Multinational companies face a unique set of opportunities and incentives to set transaction prices between related entities. Unlike transactions between unrelated parties, the prices of such “intercompany” transactions can potentially be manipulated by the parent company to shift profits to jurisdictions with lower tax rates. These companies must satisfy tax authorities that they are not evading taxes through the use of intercompany or transfer prices. To do this, they must show tax authorities that transfer prices resemble those that would prevail between unrelated parties in competitive markets. This so-called “arm’s-length standard” is the foundation for transfer-pricing regulations around the world.
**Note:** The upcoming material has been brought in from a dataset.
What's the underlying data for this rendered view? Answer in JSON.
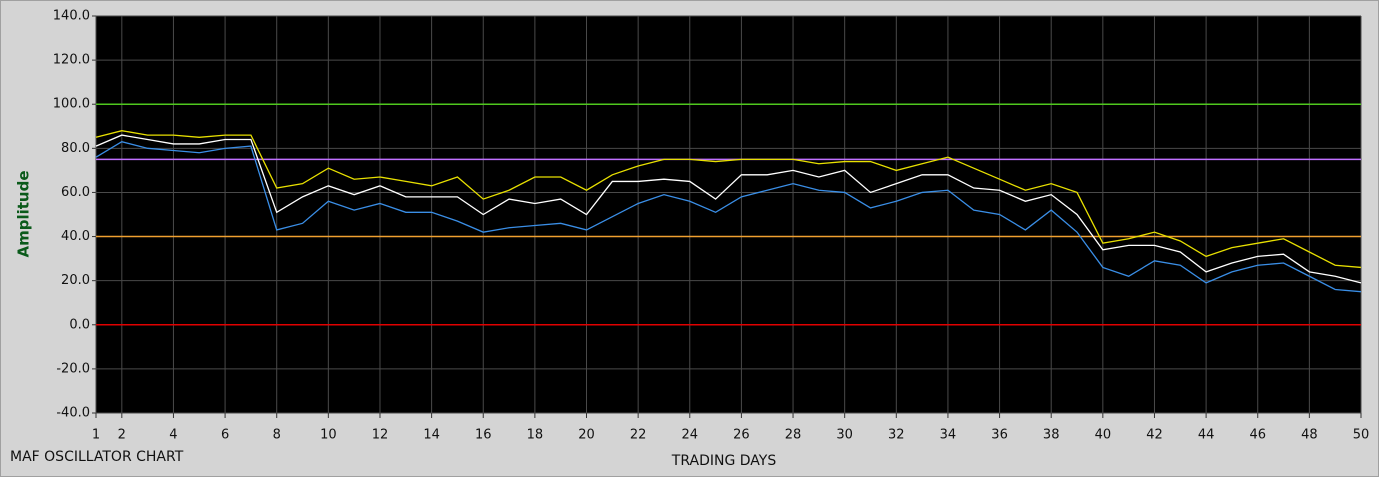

As the arm’s-length standard implies, analysts typically look to similar transactions between unrelated parties as a benchmark for assessing intercompany transactions. Virtually all of the transfer-pricing methods refer in some way to unrelated transactions as the basis for setting intercompany prices. The characteristics and incentives surrounding such unrelated transactions, as well as the profit derived from them by unrelated parties, provide a starting point for setting transfer prices that satisfy the arm’s-length standard.
Analysis of intercompany transactions and transfer prices requires developing an in-depth understanding of the functions performed and risks assumed by the different related entities. It also demands a detailed review of the markets in which the intercompany transactions take place. This is true whether the product in question is a tangible good, an intangible piece of intellectual property, or an intercompany service.
EI economists are highly qualified to perform the kinds of analyses required to develop and support acceptable transfer prices. With their strong background in microeconomics and industrial organization, EI economists are experts in assessing the kinds of firm and market-specific factors that can affect transaction prices. EI economists have worked in a broad range of industries, and can apply that industry experience and knowledge to transfer-pricing analyses. Moreover, by working closely with clients, EI can develop transfer-pricing strategies that satisfy both corporate objectives and the relevant tax authorities.
EI economists have experience in all aspects of transfer-pricing analysis, from tax planning and developing global tax strategies, to assisting taxpayers under audit, to supporting clients facing litigation in Tax Court or other venues.